Amy Sherald: American Sublime
Whitney Museum, New York
From April 9th until August, 2025
This spring, The Whitney Museum of American Art will present Amy Sherald: American Sublime, the artist’s debut solo exhibition at a New York museum. With many accolades and awards to her name, she was the first woman and first African American to ever receive the grand prize in the Outwin Boochever Portrait Competition from the National Portrait Gallery in Washington, D.C., and in 2018 was selected by First Lady Michelle Obama to paint her portrait as an official commission for the same gallery. Now, she’s back with her most comprehensive display work, bringing together almost fifty paintings that span her career, from 2007 to the present. This exhibition positions Sherald within the art historical tradition of American realism and figuration, as we explore her career, signature portrait style, and depictions of American life. In her paintings, she privileges Black Americans as her subjects, depicting everyday people and foregrounding a population often unseen or underrepresented in art history.

opening image: Amy Sherald, Four Ways of Being, 2024.
“American Sublime is a salve. A call to remember our shared humanity and an insistence on being seen.”
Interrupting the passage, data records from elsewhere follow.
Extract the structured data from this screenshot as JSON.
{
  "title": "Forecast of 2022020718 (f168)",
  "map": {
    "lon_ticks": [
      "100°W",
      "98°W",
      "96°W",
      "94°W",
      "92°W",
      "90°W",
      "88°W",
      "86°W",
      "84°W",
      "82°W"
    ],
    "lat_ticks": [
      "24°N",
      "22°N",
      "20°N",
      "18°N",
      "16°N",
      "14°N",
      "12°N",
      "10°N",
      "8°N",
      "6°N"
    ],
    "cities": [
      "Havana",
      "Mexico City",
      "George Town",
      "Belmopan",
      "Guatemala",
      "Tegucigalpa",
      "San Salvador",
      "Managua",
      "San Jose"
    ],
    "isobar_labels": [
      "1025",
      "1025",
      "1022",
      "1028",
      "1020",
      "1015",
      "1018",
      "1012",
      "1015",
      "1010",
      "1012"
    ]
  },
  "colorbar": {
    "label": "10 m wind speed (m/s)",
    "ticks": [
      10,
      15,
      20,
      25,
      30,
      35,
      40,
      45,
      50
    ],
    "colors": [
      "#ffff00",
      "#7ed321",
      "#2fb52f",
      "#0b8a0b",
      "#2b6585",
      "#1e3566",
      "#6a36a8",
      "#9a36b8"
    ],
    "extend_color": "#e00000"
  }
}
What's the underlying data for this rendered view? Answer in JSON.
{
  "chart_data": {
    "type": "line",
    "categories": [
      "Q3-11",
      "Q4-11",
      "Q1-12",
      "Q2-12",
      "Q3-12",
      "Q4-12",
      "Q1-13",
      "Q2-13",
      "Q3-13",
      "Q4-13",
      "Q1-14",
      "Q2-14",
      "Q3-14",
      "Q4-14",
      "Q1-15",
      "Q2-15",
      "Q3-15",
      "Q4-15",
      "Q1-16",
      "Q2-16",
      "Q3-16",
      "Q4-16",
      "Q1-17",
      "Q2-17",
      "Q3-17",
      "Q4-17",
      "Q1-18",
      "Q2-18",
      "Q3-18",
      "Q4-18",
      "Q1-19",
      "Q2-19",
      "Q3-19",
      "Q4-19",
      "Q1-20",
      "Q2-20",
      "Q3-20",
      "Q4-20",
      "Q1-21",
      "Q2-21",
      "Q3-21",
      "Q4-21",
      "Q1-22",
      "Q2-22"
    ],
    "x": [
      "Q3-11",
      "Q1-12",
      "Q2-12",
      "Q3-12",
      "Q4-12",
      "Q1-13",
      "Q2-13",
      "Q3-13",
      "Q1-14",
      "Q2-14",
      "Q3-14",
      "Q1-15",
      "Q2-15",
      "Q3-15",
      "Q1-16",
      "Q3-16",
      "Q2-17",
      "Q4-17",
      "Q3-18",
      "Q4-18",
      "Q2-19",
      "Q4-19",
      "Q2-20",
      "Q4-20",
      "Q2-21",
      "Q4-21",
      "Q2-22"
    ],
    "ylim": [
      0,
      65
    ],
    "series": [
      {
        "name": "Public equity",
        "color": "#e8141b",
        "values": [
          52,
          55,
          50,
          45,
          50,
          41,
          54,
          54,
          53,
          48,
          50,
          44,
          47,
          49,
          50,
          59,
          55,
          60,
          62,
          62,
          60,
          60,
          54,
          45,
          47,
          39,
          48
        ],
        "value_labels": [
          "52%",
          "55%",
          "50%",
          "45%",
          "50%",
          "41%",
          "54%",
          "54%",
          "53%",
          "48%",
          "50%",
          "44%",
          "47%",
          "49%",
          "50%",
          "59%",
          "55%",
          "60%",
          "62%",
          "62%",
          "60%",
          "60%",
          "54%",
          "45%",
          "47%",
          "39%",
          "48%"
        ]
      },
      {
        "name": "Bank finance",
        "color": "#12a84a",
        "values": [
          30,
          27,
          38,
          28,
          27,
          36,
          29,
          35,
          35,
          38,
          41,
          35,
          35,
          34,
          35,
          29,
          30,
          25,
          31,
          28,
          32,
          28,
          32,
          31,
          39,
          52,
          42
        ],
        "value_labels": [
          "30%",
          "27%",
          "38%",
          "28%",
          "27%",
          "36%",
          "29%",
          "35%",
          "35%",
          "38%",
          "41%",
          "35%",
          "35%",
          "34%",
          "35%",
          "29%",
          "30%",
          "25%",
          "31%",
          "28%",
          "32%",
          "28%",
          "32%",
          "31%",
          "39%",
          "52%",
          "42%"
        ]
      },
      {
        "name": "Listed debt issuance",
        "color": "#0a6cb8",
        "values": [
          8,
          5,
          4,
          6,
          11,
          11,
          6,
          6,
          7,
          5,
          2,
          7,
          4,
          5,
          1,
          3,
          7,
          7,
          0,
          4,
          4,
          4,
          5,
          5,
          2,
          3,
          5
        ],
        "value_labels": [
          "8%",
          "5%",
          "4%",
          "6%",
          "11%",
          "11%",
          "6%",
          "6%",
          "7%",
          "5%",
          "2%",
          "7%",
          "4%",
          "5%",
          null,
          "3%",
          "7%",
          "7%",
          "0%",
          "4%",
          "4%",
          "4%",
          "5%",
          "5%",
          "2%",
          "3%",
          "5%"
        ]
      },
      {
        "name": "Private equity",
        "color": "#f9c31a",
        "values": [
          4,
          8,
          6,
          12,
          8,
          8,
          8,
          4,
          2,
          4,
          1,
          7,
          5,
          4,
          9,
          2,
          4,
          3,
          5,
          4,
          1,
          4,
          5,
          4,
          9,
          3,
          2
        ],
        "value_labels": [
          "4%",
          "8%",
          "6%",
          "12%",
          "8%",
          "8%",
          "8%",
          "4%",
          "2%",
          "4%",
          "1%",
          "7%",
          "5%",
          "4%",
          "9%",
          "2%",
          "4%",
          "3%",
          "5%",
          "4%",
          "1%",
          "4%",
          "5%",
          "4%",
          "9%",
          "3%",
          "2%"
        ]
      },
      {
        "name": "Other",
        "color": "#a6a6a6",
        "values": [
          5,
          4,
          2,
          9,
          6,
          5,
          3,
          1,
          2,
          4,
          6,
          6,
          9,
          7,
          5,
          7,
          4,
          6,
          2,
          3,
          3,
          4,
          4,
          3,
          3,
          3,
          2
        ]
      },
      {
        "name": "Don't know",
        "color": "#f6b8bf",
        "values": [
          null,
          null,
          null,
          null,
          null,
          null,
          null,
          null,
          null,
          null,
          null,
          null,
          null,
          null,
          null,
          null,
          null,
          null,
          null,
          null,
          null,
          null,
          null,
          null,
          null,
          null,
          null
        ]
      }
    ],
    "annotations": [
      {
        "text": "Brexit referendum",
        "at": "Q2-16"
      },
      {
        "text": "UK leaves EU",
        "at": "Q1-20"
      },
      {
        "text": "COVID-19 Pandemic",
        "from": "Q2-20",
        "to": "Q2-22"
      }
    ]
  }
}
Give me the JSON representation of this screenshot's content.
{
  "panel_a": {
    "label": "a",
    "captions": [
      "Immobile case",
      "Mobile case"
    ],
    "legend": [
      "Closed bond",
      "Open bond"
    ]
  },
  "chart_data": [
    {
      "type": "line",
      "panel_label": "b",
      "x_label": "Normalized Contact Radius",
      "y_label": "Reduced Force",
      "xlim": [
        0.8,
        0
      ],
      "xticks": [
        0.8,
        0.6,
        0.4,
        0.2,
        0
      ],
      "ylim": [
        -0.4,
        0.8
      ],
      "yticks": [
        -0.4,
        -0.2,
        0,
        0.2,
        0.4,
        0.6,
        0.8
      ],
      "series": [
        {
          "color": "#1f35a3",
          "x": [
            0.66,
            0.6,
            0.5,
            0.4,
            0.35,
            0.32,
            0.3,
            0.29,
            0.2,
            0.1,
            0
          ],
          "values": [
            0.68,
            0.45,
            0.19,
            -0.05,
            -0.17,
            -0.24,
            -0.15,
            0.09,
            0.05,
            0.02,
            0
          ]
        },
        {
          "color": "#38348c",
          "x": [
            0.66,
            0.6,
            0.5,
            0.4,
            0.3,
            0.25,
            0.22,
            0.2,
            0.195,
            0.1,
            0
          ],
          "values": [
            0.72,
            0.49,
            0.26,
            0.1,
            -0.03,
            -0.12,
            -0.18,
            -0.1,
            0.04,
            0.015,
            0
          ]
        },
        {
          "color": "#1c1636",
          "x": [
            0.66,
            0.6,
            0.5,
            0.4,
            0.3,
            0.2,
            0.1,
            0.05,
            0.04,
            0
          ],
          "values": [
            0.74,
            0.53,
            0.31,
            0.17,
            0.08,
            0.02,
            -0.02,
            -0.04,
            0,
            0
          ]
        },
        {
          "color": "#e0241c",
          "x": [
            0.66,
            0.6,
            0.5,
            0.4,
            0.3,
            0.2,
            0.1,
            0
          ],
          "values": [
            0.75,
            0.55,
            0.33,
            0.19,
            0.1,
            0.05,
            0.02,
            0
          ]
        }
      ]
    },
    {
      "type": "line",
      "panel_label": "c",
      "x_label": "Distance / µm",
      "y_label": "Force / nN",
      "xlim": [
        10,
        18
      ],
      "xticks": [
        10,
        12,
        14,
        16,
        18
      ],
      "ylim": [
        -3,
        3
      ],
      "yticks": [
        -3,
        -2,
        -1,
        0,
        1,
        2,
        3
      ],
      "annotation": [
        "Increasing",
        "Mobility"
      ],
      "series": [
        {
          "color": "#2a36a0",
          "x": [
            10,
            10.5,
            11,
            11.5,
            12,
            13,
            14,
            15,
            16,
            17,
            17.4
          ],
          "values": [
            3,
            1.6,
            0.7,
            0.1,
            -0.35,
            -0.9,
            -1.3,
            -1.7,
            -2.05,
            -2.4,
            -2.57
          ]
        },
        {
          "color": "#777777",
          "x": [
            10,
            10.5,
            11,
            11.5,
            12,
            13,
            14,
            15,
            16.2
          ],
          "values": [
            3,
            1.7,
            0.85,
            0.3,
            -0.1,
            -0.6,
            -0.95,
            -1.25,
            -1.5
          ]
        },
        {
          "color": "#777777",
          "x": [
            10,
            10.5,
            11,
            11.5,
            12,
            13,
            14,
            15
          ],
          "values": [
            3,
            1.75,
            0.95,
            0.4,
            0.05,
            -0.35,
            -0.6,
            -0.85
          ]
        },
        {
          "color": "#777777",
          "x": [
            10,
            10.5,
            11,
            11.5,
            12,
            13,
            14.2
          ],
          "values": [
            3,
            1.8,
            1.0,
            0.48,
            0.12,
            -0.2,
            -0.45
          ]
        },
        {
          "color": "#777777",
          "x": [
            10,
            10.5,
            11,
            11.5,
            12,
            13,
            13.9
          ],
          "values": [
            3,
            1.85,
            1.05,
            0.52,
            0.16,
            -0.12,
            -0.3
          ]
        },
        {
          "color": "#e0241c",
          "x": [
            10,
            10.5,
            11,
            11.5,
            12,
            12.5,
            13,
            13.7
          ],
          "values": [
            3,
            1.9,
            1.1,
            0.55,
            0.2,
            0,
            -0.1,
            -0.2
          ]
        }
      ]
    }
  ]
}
The exhibition features early works, never or rarely seen by the public, and new work created specifically for the exhibition, along with iconic portraits of First Lady Michelle Obama and Breonna Taylor—two of the most recognisable and significant paintings made by an American artist in recent years. “It is a great honour to work with Amy Sherald, one of the most compelling, generous, and impactful artists of our time. Her unwavering dedication and commitment to what she has called the wonder of what it is to be a Black American is deeply felt, and I am thrilled to share her visionary work with our audiences,” says Rujeko Hockley, Arnhold Associate Curator at the Whitney Museum of American Art. Profoundly committed to expanding and enriching the notions of American identity, she focuses on her subjects, inviting the viewer to meet them eye to eye, and to step in the imagined world. She employs a host of props and iconography, it may be a beach ball, the American flag, or a toy pony, crafting relatable narratives and highlighting shared life experiences. By including symbols that resonate with common ideas of American identity and history, these portraits show the complexity of 21st century American life, and the body of work displays the multiple facets of American identity, reinforcing Sherald’s belief that images can change the world.